(Minghui.org) Geçenlerde aşının zorunluluğu hakkında birkaç Minghui makalesi okudum. Ayrıca aşı olmam konusunda çevreden çok baskı gördüm ve deneyimlerimi paylaşmak istiyorum.
Bir süre önce şirketim bir aşı talimatı yayınladı, hatta her çalışanın aşı durumunu takip etmesi için bir kişi atadı. Yerleşim komitemin personeli de durumum hakkında bilgi almak için aile üyelerimi birkaç kez aradı. Apartman kompleksimin kapısında da hoparlör ile her gün aynı anons yapıldı ve herkesi müdahale etmeye çağrıda bulundular. İşverenimden ve yerel topluluktan gelen baskıyla karşı karşıya kaldığımda, xinxing'imi geliştirmek için harika bir fırsatım oldu. Ben xinxing uygulamasının dört aşamasını deneyimledim. İşte yaşadığım deneyimlerim.
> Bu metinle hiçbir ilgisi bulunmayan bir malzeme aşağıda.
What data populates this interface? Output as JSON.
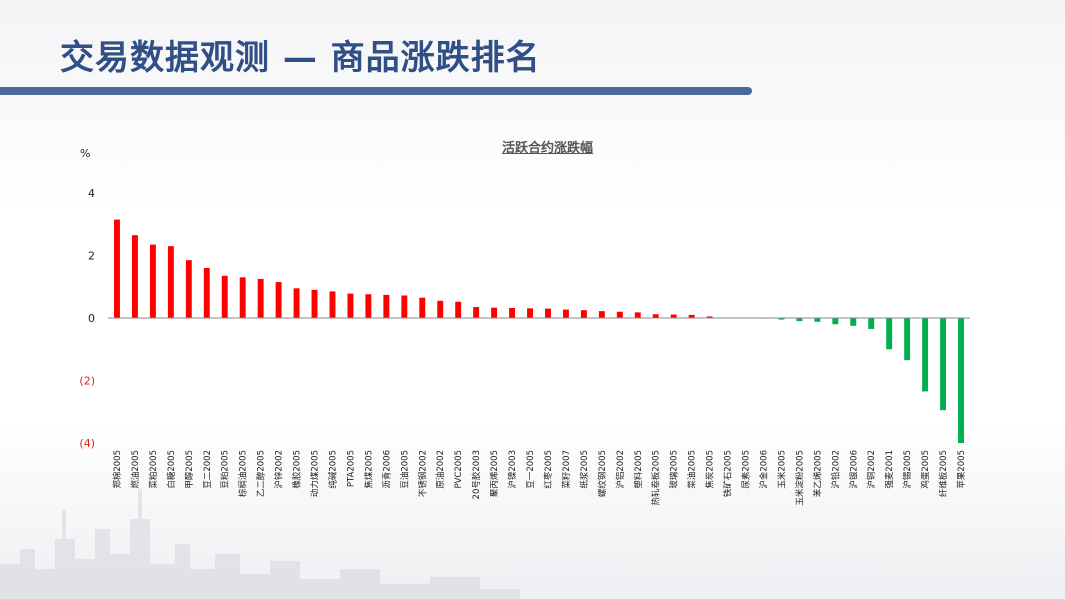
{
  "slide": {
    "title": "交易数据观测 — 商品涨跌排名"
  },
  "chart_data": {
    "type": "bar",
    "title": "活跃合约涨跌幅",
    "unit": "%",
    "ylim": [
      -4,
      4
    ],
    "yticks": [
      {
        "value": 4,
        "label": "4"
      },
      {
        "value": 2,
        "label": "2"
      },
      {
        "value": 0,
        "label": "0"
      },
      {
        "value": -2,
        "label": "(2)"
      },
      {
        "value": -4,
        "label": "(4)"
      }
    ],
    "positive_color": "#ff0000",
    "negative_color": "#00b050",
    "negative_tick_color": "#e02020",
    "categories": [
      "郑棉2005",
      "燃油2005",
      "菜粕2005",
      "白糖2005",
      "甲醇2005",
      "豆二2002",
      "豆粕2005",
      "棕榈油2005",
      "乙二醇2005",
      "沪锌2002",
      "橡胶2005",
      "动力煤2005",
      "纯碱2005",
      "PTA2005",
      "焦煤2005",
      "沥青2006",
      "豆油2005",
      "不锈钢2002",
      "原油2002",
      "PVC2005",
      "20号胶2003",
      "聚丙烯2005",
      "沪镍2003",
      "豆一2005",
      "红枣2005",
      "菜籽2007",
      "纸浆2005",
      "螺纹钢2005",
      "沪铝2002",
      "塑料2005",
      "热轧卷板2005",
      "玻璃2005",
      "菜油2005",
      "焦炭2005",
      "铁矿石2005",
      "尿素2005",
      "沪金2006",
      "玉米2005",
      "玉米淀粉2005",
      "苯乙烯2005",
      "沪铅2002",
      "沪银2006",
      "沪铜2002",
      "强麦2001",
      "沪锡2005",
      "鸡蛋2005",
      "纤维板2005",
      "苹果2005"
    ],
    "values": [
      3.15,
      2.65,
      2.35,
      2.3,
      1.85,
      1.6,
      1.35,
      1.3,
      1.25,
      1.15,
      0.95,
      0.9,
      0.85,
      0.78,
      0.76,
      0.74,
      0.72,
      0.65,
      0.55,
      0.52,
      0.35,
      0.33,
      0.32,
      0.31,
      0.3,
      0.27,
      0.25,
      0.22,
      0.2,
      0.18,
      0.12,
      0.11,
      0.1,
      0.05,
      0.01,
      0.01,
      -0.01,
      -0.05,
      -0.1,
      -0.12,
      -0.2,
      -0.25,
      -0.35,
      -1.0,
      -1.35,
      -2.35,
      -2.95,
      -4.0
    ]
  }
}
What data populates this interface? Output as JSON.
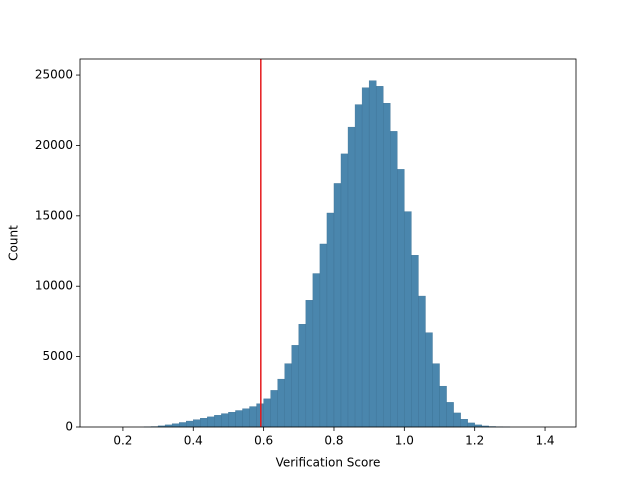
{
  "chart_data": {
    "type": "histogram",
    "xlabel": "Verification Score",
    "ylabel": "Count",
    "bins": [
      0.26,
      0.28,
      0.3,
      0.32,
      0.34,
      0.36,
      0.38,
      0.4,
      0.42,
      0.44,
      0.46,
      0.48,
      0.5,
      0.52,
      0.54,
      0.56,
      0.58,
      0.6,
      0.62,
      0.64,
      0.66,
      0.68,
      0.7,
      0.72,
      0.74,
      0.76,
      0.78,
      0.8,
      0.82,
      0.84,
      0.86,
      0.88,
      0.9,
      0.92,
      0.94,
      0.96,
      0.98,
      1.0,
      1.02,
      1.04,
      1.06,
      1.08,
      1.1,
      1.12,
      1.14,
      1.16,
      1.18,
      1.2,
      1.22,
      1.24,
      1.26,
      1.28,
      1.3
    ],
    "values": [
      10,
      30,
      80,
      150,
      230,
      320,
      420,
      520,
      620,
      720,
      830,
      950,
      1050,
      1170,
      1300,
      1450,
      1650,
      2000,
      2600,
      3400,
      4500,
      5800,
      7300,
      9000,
      10900,
      13000,
      15200,
      17300,
      19400,
      21300,
      22900,
      24100,
      24600,
      24200,
      23000,
      21000,
      18300,
      15300,
      12200,
      9300,
      6700,
      4500,
      2900,
      1750,
      1000,
      550,
      290,
      150,
      75,
      35,
      15,
      5
    ],
    "color": "#4a86ad",
    "threshold": 0.592,
    "threshold_color": "#e41a1c",
    "xlim": [
      0.078,
      1.488
    ],
    "ylim": [
      0,
      26140
    ],
    "xticks": [
      0.2,
      0.4,
      0.6,
      0.8,
      {
        "value": 1.0,
        "label": "1.0"
      },
      1.2,
      1.4
    ],
    "yticks": [
      0,
      5000,
      10000,
      15000,
      20000,
      25000
    ]
  }
}
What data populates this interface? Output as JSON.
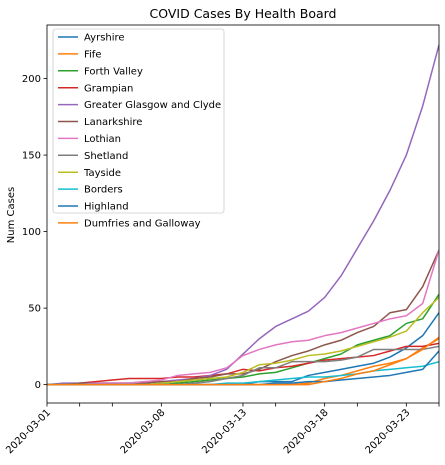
{
  "chart_data": {
    "type": "line",
    "title": "COVID Cases By Health Board",
    "xlabel": "",
    "ylabel": "Num Cases",
    "x": [
      "2020-03-01",
      "2020-03-02",
      "2020-03-03",
      "2020-03-04",
      "2020-03-05",
      "2020-03-06",
      "2020-03-07",
      "2020-03-08",
      "2020-03-09",
      "2020-03-10",
      "2020-03-11",
      "2020-03-12",
      "2020-03-13",
      "2020-03-14",
      "2020-03-15",
      "2020-03-16",
      "2020-03-17",
      "2020-03-18",
      "2020-03-19",
      "2020-03-20",
      "2020-03-21",
      "2020-03-22",
      "2020-03-23",
      "2020-03-24",
      "2020-03-25"
    ],
    "xlim": [
      "2020-03-01",
      "2020-03-25"
    ],
    "xticks": [
      "2020-03-01",
      "2020-03-03",
      "2020-03-05",
      "2020-03-08",
      "2020-03-11",
      "2020-03-13",
      "2020-03-15",
      "2020-03-18",
      "2020-03-20",
      "2020-03-23",
      "2020-03-25"
    ],
    "xtick_labels": [
      "2020-03-01",
      "",
      "",
      "2020-03-08",
      "",
      "2020-03-13",
      "",
      "2020-03-18",
      "",
      "2020-03-23",
      ""
    ],
    "ylim": [
      -12,
      235
    ],
    "yticks": [
      0,
      50,
      100,
      150,
      200
    ],
    "grid": false,
    "legend_position": "top-left",
    "series": [
      {
        "name": "Ayrshire",
        "color": "#1f77b4",
        "values": [
          0,
          0,
          0,
          0,
          0,
          0,
          0,
          0,
          0,
          0,
          0,
          0,
          0,
          2,
          2,
          2,
          6,
          8,
          10,
          12,
          14,
          18,
          24,
          32,
          47
        ]
      },
      {
        "name": "Fife",
        "color": "#ff7f0e",
        "values": [
          0,
          0,
          0,
          0,
          0,
          0,
          0,
          0,
          0,
          0,
          0,
          0,
          0,
          0,
          0,
          0,
          1,
          4,
          6,
          9,
          12,
          14,
          17,
          24,
          30
        ]
      },
      {
        "name": "Forth Valley",
        "color": "#2ca02c",
        "values": [
          0,
          0,
          0,
          0,
          0,
          0,
          0,
          0,
          1,
          2,
          3,
          4,
          5,
          7,
          8,
          11,
          14,
          17,
          20,
          26,
          29,
          32,
          40,
          43,
          59
        ]
      },
      {
        "name": "Grampian",
        "color": "#d62728",
        "values": [
          0,
          0,
          1,
          2,
          3,
          4,
          4,
          4,
          5,
          5,
          6,
          7,
          10,
          9,
          11,
          12,
          14,
          16,
          17,
          18,
          19,
          22,
          25,
          25,
          27
        ]
      },
      {
        "name": "Greater Glasgow and Clyde",
        "color": "#9467bd",
        "values": [
          0,
          1,
          1,
          1,
          1,
          1,
          2,
          2,
          3,
          4,
          6,
          10,
          20,
          30,
          38,
          43,
          48,
          57,
          71,
          89,
          107,
          127,
          150,
          182,
          222
        ]
      },
      {
        "name": "Lanarkshire",
        "color": "#8c564b",
        "values": [
          0,
          0,
          1,
          1,
          1,
          1,
          1,
          2,
          2,
          4,
          5,
          7,
          7,
          10,
          15,
          19,
          22,
          26,
          29,
          34,
          38,
          47,
          49,
          64,
          88
        ]
      },
      {
        "name": "Lothian",
        "color": "#e377c2",
        "values": [
          0,
          0,
          0,
          1,
          1,
          1,
          2,
          3,
          6,
          7,
          8,
          11,
          19,
          23,
          26,
          28,
          29,
          32,
          34,
          37,
          40,
          43,
          45,
          53,
          88
        ]
      },
      {
        "name": "Shetland",
        "color": "#7f7f7f",
        "values": [
          0,
          0,
          0,
          0,
          0,
          0,
          0,
          0,
          0,
          1,
          2,
          4,
          6,
          11,
          11,
          15,
          15,
          15,
          16,
          18,
          23,
          23,
          23,
          23,
          25
        ]
      },
      {
        "name": "Tayside",
        "color": "#bcbd22",
        "values": [
          0,
          0,
          0,
          0,
          0,
          0,
          0,
          1,
          2,
          3,
          4,
          5,
          8,
          13,
          14,
          16,
          19,
          20,
          22,
          25,
          28,
          31,
          35,
          47,
          57
        ]
      },
      {
        "name": "Borders",
        "color": "#17becf",
        "values": [
          0,
          0,
          0,
          0,
          0,
          0,
          0,
          0,
          0,
          0,
          0,
          1,
          1,
          2,
          3,
          4,
          5,
          5,
          6,
          7,
          9,
          10,
          11,
          12,
          15
        ]
      },
      {
        "name": "Highland",
        "color": "#1f77b4",
        "values": [
          0,
          0,
          0,
          0,
          0,
          0,
          0,
          0,
          0,
          0,
          0,
          0,
          0,
          0,
          1,
          1,
          2,
          2,
          3,
          4,
          5,
          6,
          8,
          10,
          22
        ]
      },
      {
        "name": "Dumfries and Galloway",
        "color": "#ff7f0e",
        "values": [
          0,
          0,
          0,
          0,
          0,
          0,
          0,
          0,
          0,
          0,
          0,
          0,
          0,
          0,
          0,
          0,
          0,
          2,
          4,
          7,
          9,
          13,
          17,
          23,
          31
        ]
      }
    ]
  }
}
Birinci Aşama: Hayır Demek Ama Fazla Güvenmemek
Aşı zorlamasıyla ilgili ilk düşüncem şuydu: “Ben bir uygulayıcıyım. Vurulmayacağım." Şirketimin belirlenmiş olduğu aşı kontrolörünün beni aradığı ilk gün, ona aşılanmadığımı söyledim. Sonraki birkaç gün beni aramadı. Ancak, aşı yaptırmayan kişilerin listesi giderek kısalıyordu. Beni tekrar aradığında, "Git, aşını ol" dedi. Tıbbi bir muafiyet alamazsanız, eninde sonunda vurulacaksınız. Aşı kartı olmadan restoranlara bile gidemezsiniz.” İçimden gelmiyor olmasına rağmen, aşı yaptırmama mantığımda bir şeylerin doğru olmadığını hissettim.
İkinci Aşama: Bir Bahane Bulmaya Çalışmak
Aşıyı neden reddettiğimi kalbimin derinliklerinde inceledim. Yan etkiler konusunda endişeleniyor muydum? Bir Falun Dafa uygulayıcısı olarak, vücudumun Shifu (Falun Dafa'nın kurucusu Shifu Li Hongzhi) tarafından arındırıldığından ve herhangi bir yan etki olsa bile, bunların vücuduma hiçbir şekilde zarar vermeyeceğinden çok emindim. Yani asıl sebep, uygulayıcı olduğum için herhangi bir aşıya ihtiyacım olmamasıydı. Ama çoğu kişi ateist olduğu için insanların bu mantığımı anlamamasından korktum.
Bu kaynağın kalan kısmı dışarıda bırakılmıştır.